Narrator deliberately withholds information the audience should know—builds tension through omission rather than exposition. Classic suspense device.
Paralepsis
The viewer sits in the dark—not because the screen is black, but because the story deliberately withholds something from them. This is paralepsis: a narrative technique that works by not telling. The film knows something you don't, and that's precisely what creates tension. It's not about mysterious cuts or hidden clues—it's about relevant information simply being absent.
In practice, one works with this by shooting a scene in such a way that the viewer doesn't see an action, a conversation, or a reaction, even though it's crucial to the story. A character leaves the room, the camera stays with another—and what happens there remains open. Or one cuts away just as the central information is about to be revealed. The cut becomes a weapon: it creates through absence. This works particularly well in thrillers and mysteries, but it can also be intense in drama—think of scenes where an important conversation is only heard as background murmur while the camera remains focused on an uninvolved person.
The insidious thing about paralepsis is that it can be resolved retroactively, or not. The viewer often only realizes later that something was missing—or not at all. This creates a kind of emotional imbalance: you don't know all the facts, but the plot continues as if everything were perfectly normal. This works particularly well when the viewer's perspective is deliberately limited, for example, by a character's line of sight or by consistent editing decisions that omit certain information.
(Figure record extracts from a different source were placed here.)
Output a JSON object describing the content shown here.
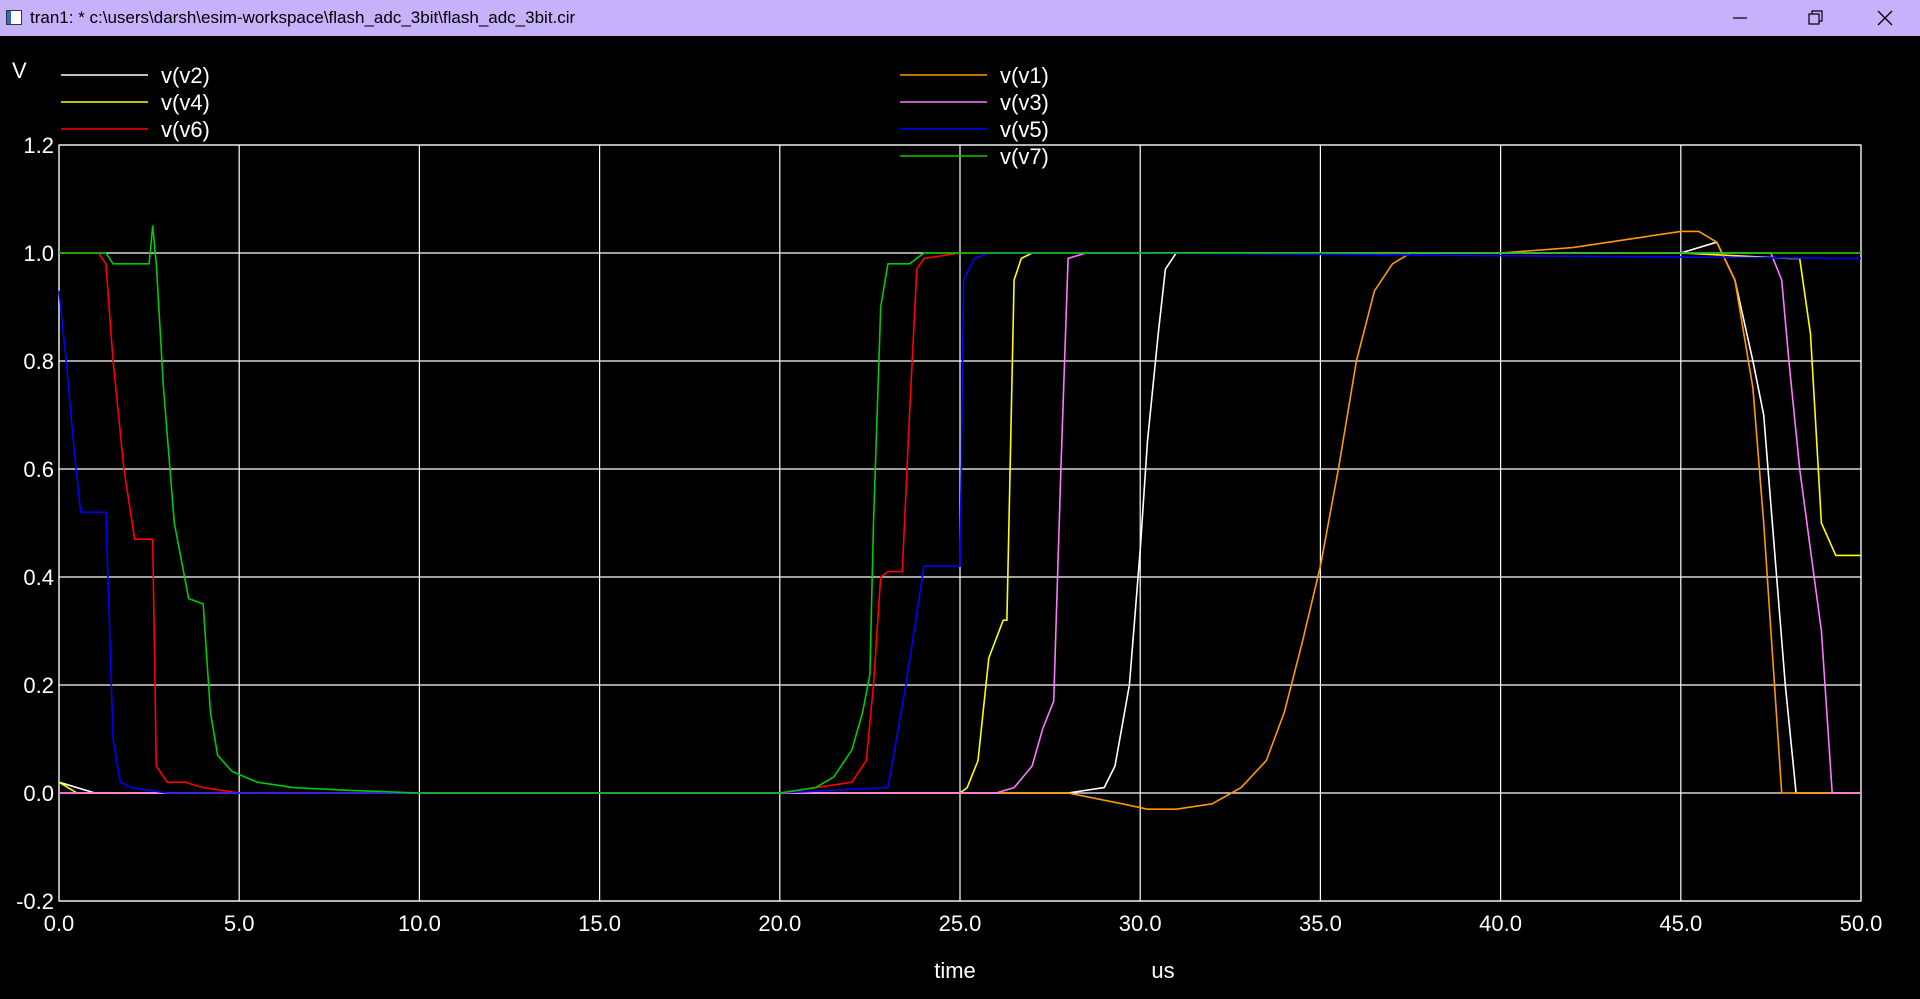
{
  "window": {
    "title": "tran1: * c:\\users\\darsh\\esim-workspace\\flash_adc_3bit\\flash_adc_3bit.cir",
    "minimize_icon": "minimize-icon",
    "maximize_icon": "restore-icon",
    "close_icon": "close-icon"
  },
  "chart_data": {
    "type": "line",
    "ylabel": "V",
    "xlabel": "time",
    "xunit": "us",
    "xlim": [
      0,
      50
    ],
    "ylim": [
      -0.2,
      1.2
    ],
    "xticks": [
      0,
      5,
      10,
      15,
      20,
      25,
      30,
      35,
      40,
      45,
      50
    ],
    "xtick_labels": [
      "0.0",
      "5.0",
      "10.0",
      "15.0",
      "20.0",
      "25.0",
      "30.0",
      "35.0",
      "40.0",
      "45.0",
      "50.0"
    ],
    "yticks": [
      -0.2,
      0,
      0.2,
      0.4,
      0.6,
      0.8,
      1.0,
      1.2
    ],
    "ytick_labels": [
      "-0.2",
      "0.0",
      "0.2",
      "0.4",
      "0.6",
      "0.8",
      "1.0",
      "1.2"
    ],
    "grid": true,
    "legend_position": "top",
    "series": [
      {
        "name": "v(v2)",
        "color": "#ffffff",
        "x": [
          0,
          1,
          3,
          5,
          10,
          15,
          20,
          25,
          27,
          28,
          29,
          29.3,
          29.7,
          30,
          30.2,
          30.5,
          30.7,
          31,
          31.5,
          35,
          40,
          45,
          46,
          46.5,
          47,
          47.3,
          47.6,
          47.9,
          48.2,
          50
        ],
        "y": [
          0.02,
          0,
          0,
          0,
          0,
          0,
          0,
          0,
          0,
          0,
          0.01,
          0.05,
          0.2,
          0.45,
          0.65,
          0.85,
          0.97,
          1.0,
          1.0,
          1.0,
          1.0,
          1.0,
          1.02,
          0.95,
          0.8,
          0.7,
          0.45,
          0.2,
          0,
          0
        ]
      },
      {
        "name": "v(v4)",
        "color": "#ffff00",
        "x": [
          0,
          0.5,
          2,
          10,
          20,
          25,
          25.2,
          25.5,
          25.8,
          26.2,
          26.3,
          26.5,
          26.7,
          27,
          30,
          40,
          45,
          48,
          48.3,
          48.6,
          48.9,
          49.3,
          50
        ],
        "y": [
          0.02,
          0,
          0,
          0,
          0,
          0,
          0.01,
          0.06,
          0.25,
          0.32,
          0.32,
          0.95,
          0.99,
          1.0,
          1.0,
          1.0,
          1.0,
          0.99,
          0.99,
          0.85,
          0.5,
          0.44,
          0.44
        ]
      },
      {
        "name": "v(v6)",
        "color": "#ff0000",
        "x": [
          0,
          1.1,
          1.3,
          1.5,
          1.8,
          2.1,
          2.3,
          2.6,
          2.7,
          3,
          3.5,
          4,
          5,
          10,
          20,
          22,
          22.4,
          22.6,
          22.8,
          23,
          23.4,
          23.6,
          23.8,
          24,
          25,
          30,
          40,
          50
        ],
        "y": [
          1.0,
          1.0,
          0.98,
          0.8,
          0.6,
          0.47,
          0.47,
          0.47,
          0.05,
          0.02,
          0.02,
          0.01,
          0,
          0,
          0,
          0.02,
          0.06,
          0.2,
          0.4,
          0.41,
          0.41,
          0.7,
          0.97,
          0.99,
          1.0,
          1.0,
          1.0,
          1.0
        ]
      },
      {
        "name": "v(v1)",
        "color": "#ff9900",
        "x": [
          0,
          20,
          28,
          29.5,
          30.2,
          31,
          32,
          32.8,
          33.5,
          34,
          34.5,
          35,
          35.5,
          36,
          36.5,
          37,
          37.5,
          40,
          42,
          44,
          45,
          45.5,
          46,
          46.5,
          47,
          47.3,
          47.6,
          47.8,
          48,
          50
        ],
        "y": [
          0,
          0,
          0,
          -0.02,
          -0.03,
          -0.03,
          -0.02,
          0.01,
          0.06,
          0.15,
          0.28,
          0.42,
          0.6,
          0.8,
          0.93,
          0.98,
          1.0,
          1.0,
          1.01,
          1.03,
          1.04,
          1.04,
          1.02,
          0.95,
          0.75,
          0.5,
          0.2,
          0,
          0,
          0
        ]
      },
      {
        "name": "v(v3)",
        "color": "#ff77ff",
        "x": [
          0,
          10,
          26,
          26.5,
          27,
          27.3,
          27.6,
          27.8,
          28,
          28.5,
          30,
          40,
          45,
          47.5,
          47.8,
          48,
          48.3,
          48.6,
          48.9,
          49.2,
          50
        ],
        "y": [
          0,
          0,
          0,
          0.01,
          0.05,
          0.12,
          0.17,
          0.6,
          0.99,
          1.0,
          1.0,
          1.0,
          1.0,
          1.0,
          0.95,
          0.8,
          0.6,
          0.45,
          0.3,
          0,
          0
        ]
      },
      {
        "name": "v(v5)",
        "color": "#0000ff",
        "x": [
          0,
          0.2,
          0.4,
          0.6,
          0.8,
          1.0,
          1.3,
          1.5,
          1.7,
          2,
          3,
          5,
          10,
          20,
          23,
          23.5,
          24,
          24.3,
          24.6,
          25,
          25.1,
          25.4,
          25.8,
          26,
          30,
          50
        ],
        "y": [
          0.93,
          0.8,
          0.65,
          0.52,
          0.52,
          0.52,
          0.52,
          0.1,
          0.02,
          0.01,
          0,
          0,
          0,
          0,
          0.01,
          0.2,
          0.42,
          0.42,
          0.42,
          0.42,
          0.95,
          0.99,
          1.0,
          1.0,
          1.0,
          0.99
        ]
      },
      {
        "name": "v(v7)",
        "color": "#00cc00",
        "x": [
          0,
          1.3,
          1.5,
          2.5,
          2.6,
          2.7,
          2.9,
          3.2,
          3.6,
          4.0,
          4.2,
          4.4,
          4.8,
          5.5,
          6.5,
          8,
          10,
          15,
          20,
          21,
          21.5,
          22,
          22.3,
          22.5,
          22.6,
          22.8,
          23,
          23.3,
          23.6,
          24,
          25,
          30,
          40,
          50
        ],
        "y": [
          1.0,
          1.0,
          0.98,
          0.98,
          1.05,
          0.98,
          0.75,
          0.5,
          0.36,
          0.35,
          0.15,
          0.07,
          0.04,
          0.02,
          0.01,
          0.005,
          0,
          0,
          0,
          0.01,
          0.03,
          0.08,
          0.15,
          0.22,
          0.5,
          0.9,
          0.98,
          0.98,
          0.98,
          1.0,
          1.0,
          1.0,
          1.0,
          1.0
        ]
      }
    ]
  }
}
The difference to mere mystery-telling is important: with paralepsis, it's not that the film intentionally remains enigmatic to you. It's more that it owes you something because it doesn't show it—and you realize afterward that you could have used it. This can be frustrating, but it can also be fascinating. It forces the viewer to become more active, to fill in gaps, to re-evaluate scenes. On set, this often means knowing what information not to include in the frame, which cuts to make to conceal something—and that is sometimes more difficult than showing everything.